5. La délivrance d'une carte de séjour temporaire portant la mention " vie privée et familiale " en qualité de conjoint d'un ressortissant français sur le fondement des dispositions de l'article L. 423-2 du code de l'entrée et du séjour des étrangers et du droit d'asile est subordonnée à la justification d'une entrée régulière sur le territoire français, l'autorité préfectorale n'étant ainsi tenue d'accorder sur place le visa à un conjoint de ressortissant français, vivant en France avec ce dernier depuis plus de six mois, qu'à l'étranger entré régulièrement en France. Ainsi, alors même qu'il remplirait la condition d'une communauté de vie avec son épouse depuis plus de six mois à la date de la décision attaquée, le préfet des Alpes-Maritimes a pu à bon droit refuser à M. A la délivrance d'un titre de séjour en qualité de conjoint de français au motif de son entrée irrégulière sur le territoire français sans méconnaître les dispositions de l'article L. 423-1 du code de l'entrée et du séjour des étrangers et du droit d'asile et celles de l'article 7 quater de l'accord franco-tunisien.
6. En troisième lieu, aux termes de l'article L. 423-23 du code de l'entrée et du séjour des étrangers et du droit d'asile : : " L'étranger qui n'entre pas dans les catégories prévues aux articles L. 423-1, L. 423-7, L. 423-14, L. 423-15, L. 423-21 et L. 423-22 ou dans celles qui ouvrent droit au regroupement familial, et qui dispose de liens personnels et familiaux en France tels que le refus d'autoriser son séjour porterait à son droit au respect de sa vie privée et familiale une atteinte disproportionnée au regard des motifs du refus, se voit délivrer une carte de séjour temporaire portant la mention " vie privée et familiale " d'une durée d'un an, sans que soit opposable la condition prévue à l'article L. 412-1. / Les liens mentionnés au premier alinéa sont appréciés notamment au regard de leur intensité, de leur ancienneté et de leur stabilité, des conditions d'existence de l'étranger, de son insertion dans la société française ainsi que de la nature de ses liens avec sa famille restée dans son pays d'origine. / L'insertion de l'étranger dans la société française est évaluée en tenant compte notamment de sa connaissance des valeurs de la République ".

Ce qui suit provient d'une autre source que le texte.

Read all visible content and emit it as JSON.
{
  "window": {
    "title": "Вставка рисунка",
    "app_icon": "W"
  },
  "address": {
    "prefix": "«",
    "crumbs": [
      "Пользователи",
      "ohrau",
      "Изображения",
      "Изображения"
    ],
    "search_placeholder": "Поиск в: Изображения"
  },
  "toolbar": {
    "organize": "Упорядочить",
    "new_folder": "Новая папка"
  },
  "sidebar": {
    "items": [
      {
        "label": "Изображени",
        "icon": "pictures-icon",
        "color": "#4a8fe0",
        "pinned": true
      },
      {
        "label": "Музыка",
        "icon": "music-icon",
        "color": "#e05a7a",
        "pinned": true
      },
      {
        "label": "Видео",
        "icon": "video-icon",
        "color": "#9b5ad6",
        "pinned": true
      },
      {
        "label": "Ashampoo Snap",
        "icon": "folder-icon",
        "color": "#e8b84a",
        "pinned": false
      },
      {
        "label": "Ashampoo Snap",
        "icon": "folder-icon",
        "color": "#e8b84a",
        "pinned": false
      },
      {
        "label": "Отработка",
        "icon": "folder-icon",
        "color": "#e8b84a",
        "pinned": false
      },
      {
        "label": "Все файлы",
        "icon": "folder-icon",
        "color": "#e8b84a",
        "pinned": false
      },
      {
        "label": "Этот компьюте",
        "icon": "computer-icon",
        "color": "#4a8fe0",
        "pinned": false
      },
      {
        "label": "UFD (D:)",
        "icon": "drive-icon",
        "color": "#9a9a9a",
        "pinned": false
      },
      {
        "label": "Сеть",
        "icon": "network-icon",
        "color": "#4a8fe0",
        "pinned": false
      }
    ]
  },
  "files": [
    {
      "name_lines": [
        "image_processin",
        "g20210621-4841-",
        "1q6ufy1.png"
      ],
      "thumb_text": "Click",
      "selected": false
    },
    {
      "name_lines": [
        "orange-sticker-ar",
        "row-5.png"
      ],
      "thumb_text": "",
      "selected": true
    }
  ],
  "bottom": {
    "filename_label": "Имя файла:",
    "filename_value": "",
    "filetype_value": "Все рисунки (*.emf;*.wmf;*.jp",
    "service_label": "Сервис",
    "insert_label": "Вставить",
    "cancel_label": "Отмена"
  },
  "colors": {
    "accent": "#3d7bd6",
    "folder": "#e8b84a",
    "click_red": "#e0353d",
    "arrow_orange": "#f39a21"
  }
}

7. Et aux termes de l'article 8 de la convention européenne de sauvegarde des droits de l'homme et des libertés fondamentales : " 1. Toute personne a droit au respect de sa vie privée et familiale, de son domicile et de sa correspondance. / 2. Il ne peut y avoir ingérence d'une autorité publique dans l'exercice de ce droit que pour autant que cette ingérence est prévue par la loi et qu'elle constitue une mesure qui, dans une société démocratique, est nécessaire à la sécurité nationale, à la sûreté publique, au bien-être économique du pays, à la défense de l'ordre et à la prévention des infractions pénales, à la protection de la santé ou de la morale, ou à la protection des droits et libertés d'autrui. ". Pour l'application des stipulations précitées, l'étranger qui invoque la protection due à son droit au respect de sa vie privée et familiale en France doit apporter toute justification permettant d'apprécier la réalité et la stabilité de ses liens personnels et familiaux effectifs en France au regard de ceux qu'il a conservés dans son pays d'origine.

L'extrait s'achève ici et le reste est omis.